Suppose $X$ is a nice enough scheme and $D$ is an effective divisor. Since $\mathcal{O}_X(-D)=\mathcal{I}_D$, there's a natural injection $\mathcal{O}_X(-D)\to\mathcal{O}_X$. On the other hand, $\operatorname{Hom}(\mathcal{O}_X(-D),\mathcal{O}_X)\cong \operatorname{Hom}(\mathcal{O}_X,\mathcal{O}_X(D))\cong \Gamma(X,\mathcal{O}_X(D))$ since $\mathcal{O}_X(D)$ is a line bundle. Which element of this space of global sections is the element corresponding to the natural injection?
My guess, using the description of global sections of $\mathcal{O}_X(D)$ as rational functions which have poles contained in $D$, is that this should be $1$ (what else could it be?).
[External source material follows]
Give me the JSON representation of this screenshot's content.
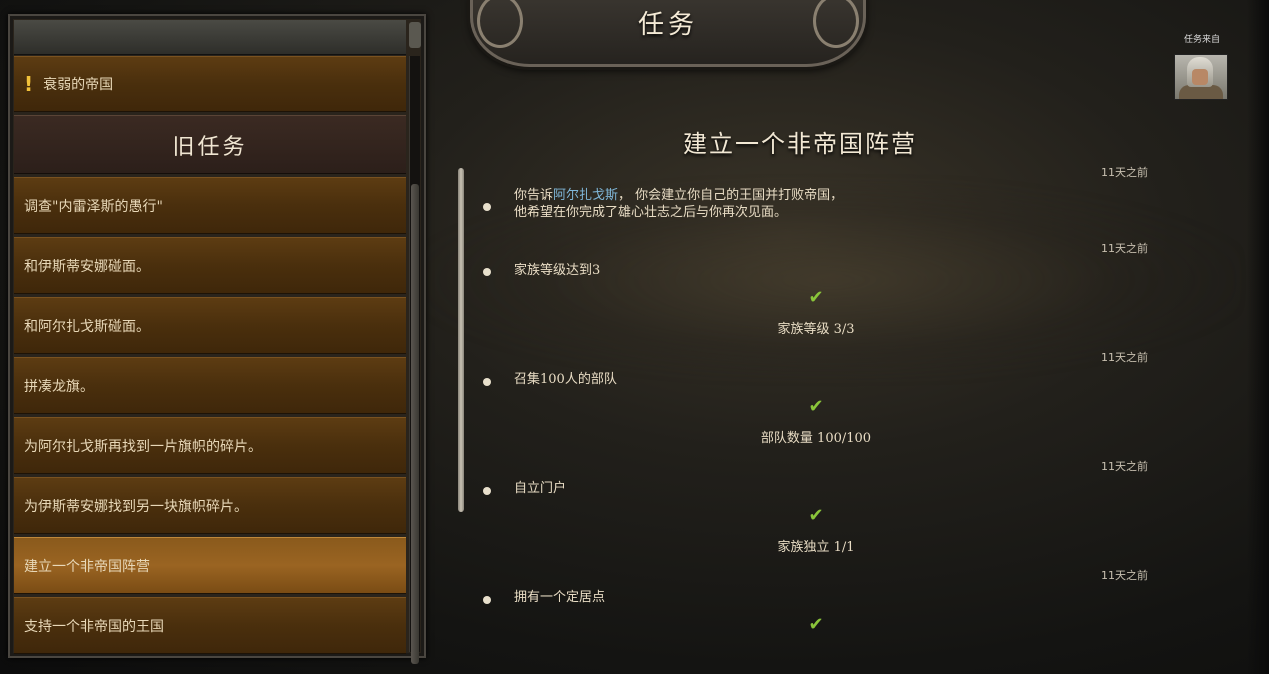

But I'm unsure about how to prove this, and would appreciate some tips.
Suppose that $X$ is irreducible and that it is covered by open affine subsets $U_i$ such that $D|_{U_i}=(f_i)$. We consider $\mathcal O_X(-D),\mathcal O_X,\mathcal O_X(D)$ to be subsheaves of $\mathcal K$ (the constant sheaf associated to the function field of $X$). Then $\mathcal O_X(-D)|_{U_i}$ is generated by $f_i$, $\mathcal O_X|_{U_i}$ is generated by $1$, and your morphism $f:\mathcal O_X(-D)\to\mathcal O_X$, identifying $\mathcal O_X(-D)$ with the ideal sheaf of $D$, maps $f_i$ to $f_i$. Since tensor multiplication of sheaves correponds to multiplication of Cartier divisors, and the Cartier divisor corresponding to $\mathcal O_X(D)$ is given by $f_i^{-1}$, the twisted morphism $f(D):\mathcal O_X\to\mathcal O_X(D)$ maps $f_i\cdot f_i^{-1}$ to $f_i\cdot f_i^{-1}$, i.e. maps $1$ to $1$. And the global section of $\mathcal O_X(D)$ defined by $f(D)$ is precisely the image of $1$, hence your guess is correct.